The researchers based their model on more than 9,000 CT scans from approximately 3,300 patients in 23 hospitals in the UK and China. Their results, reported in the journal Nature Machine Intelligence, provide a framework where AI techniques can be made more trustworthy and accurate, especially in areas such as medical diagnosis where privacy is vital.

The international team, led by the University of Cambridge and the Huazhong University of Science and Technology, used a technique called federated learning to build their model. Using federated learning, an AI model in one hospital or country can be independently trained and verified using a dataset from another hospital or country, without data sharing.

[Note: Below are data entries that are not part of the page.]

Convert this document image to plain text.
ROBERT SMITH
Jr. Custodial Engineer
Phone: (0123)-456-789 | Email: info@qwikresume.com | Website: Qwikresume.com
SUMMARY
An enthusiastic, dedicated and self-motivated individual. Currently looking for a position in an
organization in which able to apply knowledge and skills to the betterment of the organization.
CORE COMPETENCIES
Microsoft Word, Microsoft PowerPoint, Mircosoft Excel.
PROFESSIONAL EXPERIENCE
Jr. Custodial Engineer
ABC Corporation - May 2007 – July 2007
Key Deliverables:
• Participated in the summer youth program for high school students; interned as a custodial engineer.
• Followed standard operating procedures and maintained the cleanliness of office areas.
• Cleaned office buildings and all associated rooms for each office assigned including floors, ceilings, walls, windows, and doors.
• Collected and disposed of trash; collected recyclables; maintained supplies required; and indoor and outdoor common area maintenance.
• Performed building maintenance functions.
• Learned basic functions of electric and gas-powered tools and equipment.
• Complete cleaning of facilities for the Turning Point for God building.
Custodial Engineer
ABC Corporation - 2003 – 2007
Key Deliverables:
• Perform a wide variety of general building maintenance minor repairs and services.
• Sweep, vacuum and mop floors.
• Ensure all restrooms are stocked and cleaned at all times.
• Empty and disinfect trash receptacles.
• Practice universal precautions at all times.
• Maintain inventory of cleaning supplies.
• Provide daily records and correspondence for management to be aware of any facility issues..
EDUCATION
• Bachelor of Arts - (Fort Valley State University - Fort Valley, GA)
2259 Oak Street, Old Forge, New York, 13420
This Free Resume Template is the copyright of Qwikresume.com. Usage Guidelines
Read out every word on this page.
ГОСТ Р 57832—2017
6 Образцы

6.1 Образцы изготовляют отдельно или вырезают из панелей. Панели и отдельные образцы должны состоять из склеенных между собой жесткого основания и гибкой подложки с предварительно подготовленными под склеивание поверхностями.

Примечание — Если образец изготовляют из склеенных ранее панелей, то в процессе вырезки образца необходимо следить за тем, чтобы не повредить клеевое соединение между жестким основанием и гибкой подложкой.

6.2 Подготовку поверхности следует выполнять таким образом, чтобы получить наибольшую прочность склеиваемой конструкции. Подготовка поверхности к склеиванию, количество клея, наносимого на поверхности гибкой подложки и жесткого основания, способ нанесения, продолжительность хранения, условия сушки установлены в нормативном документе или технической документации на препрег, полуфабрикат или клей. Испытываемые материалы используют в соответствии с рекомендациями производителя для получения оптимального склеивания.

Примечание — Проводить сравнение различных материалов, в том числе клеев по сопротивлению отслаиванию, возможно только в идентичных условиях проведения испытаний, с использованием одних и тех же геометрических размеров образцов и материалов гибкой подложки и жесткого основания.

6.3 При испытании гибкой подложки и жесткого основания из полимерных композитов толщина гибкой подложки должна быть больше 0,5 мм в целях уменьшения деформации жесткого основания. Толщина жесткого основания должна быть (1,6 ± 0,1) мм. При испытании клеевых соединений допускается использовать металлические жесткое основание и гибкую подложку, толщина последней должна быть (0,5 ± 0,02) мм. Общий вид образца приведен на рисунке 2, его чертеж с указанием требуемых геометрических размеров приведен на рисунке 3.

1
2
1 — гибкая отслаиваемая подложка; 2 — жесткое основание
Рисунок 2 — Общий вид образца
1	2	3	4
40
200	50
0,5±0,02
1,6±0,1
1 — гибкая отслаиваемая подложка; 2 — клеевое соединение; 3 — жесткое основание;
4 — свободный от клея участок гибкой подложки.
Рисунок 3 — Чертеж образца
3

“AI has a lot of limitations when it comes to COVID-19 diagnosis, and we need to carefully screen and curate the data so that we end up with a model that works and is trustworthy,” says study co-author Hanchen Wang from Cambridge’s Department of Engineering. “Where earlier models have relied on arbitrary open-sourced data, we worked with a large team of radiologists from the NHS and Wuhan Tongji Hospital Group to select the data, so that we were starting from a strong position.”

The researchers used two well-curated external validation datasets of appropriate size to test their model and ensure that it would work well on datasets from different hospitals or countries.

“Before COVID-19, people didn’t realize just how much data you needed to collect in order to build medical AI applications,” says co-author Michael Roberts, PhD, from AstraZeneca and Cambridge’s Department of Applied Mathematics and Theoretical Physics. “Different hospitals, different countries all have their own ways of doing things, so you need the datasets to be as large as possible in order to make something that will be useful to the widest range of clinicians.”

The researchers based their framework on three-dimensional CT scans instead of two-dimensional images. They used 9,573 CT scans from 3,336 patients collected from 23 hospitals located in China and the UK.

The researchers also had to mitigate for bias caused by the different datasets, and used federated learning to train a better generalized AI model, while preserving the privacy of each data center in a collaborative setting.

For a fair comparison, the researchers validated all the models on the same data, without overlapping with the training data. The team had a panel of radiologists make diagnostic predictions based on the same set of CT scans, and compared the accuracy of the AI models and human professionals.

The researchers say their model is useful not just for COVID-19, but for any other diseases that can be diagnosed using a CT scan.

“The next time there’s a pandemic, and there’s every reason to believe that there will be, we’ll be in a much better position to leverage AI techniques quickly so that we can understand new diseases faster,” says Wang.

The researchers are now collaborating with the newly-established WHO Hub for Pandemic and Epidemic Intelligence, to explore the possibility of advancing the privacy-preserving digital healthcare frameworks.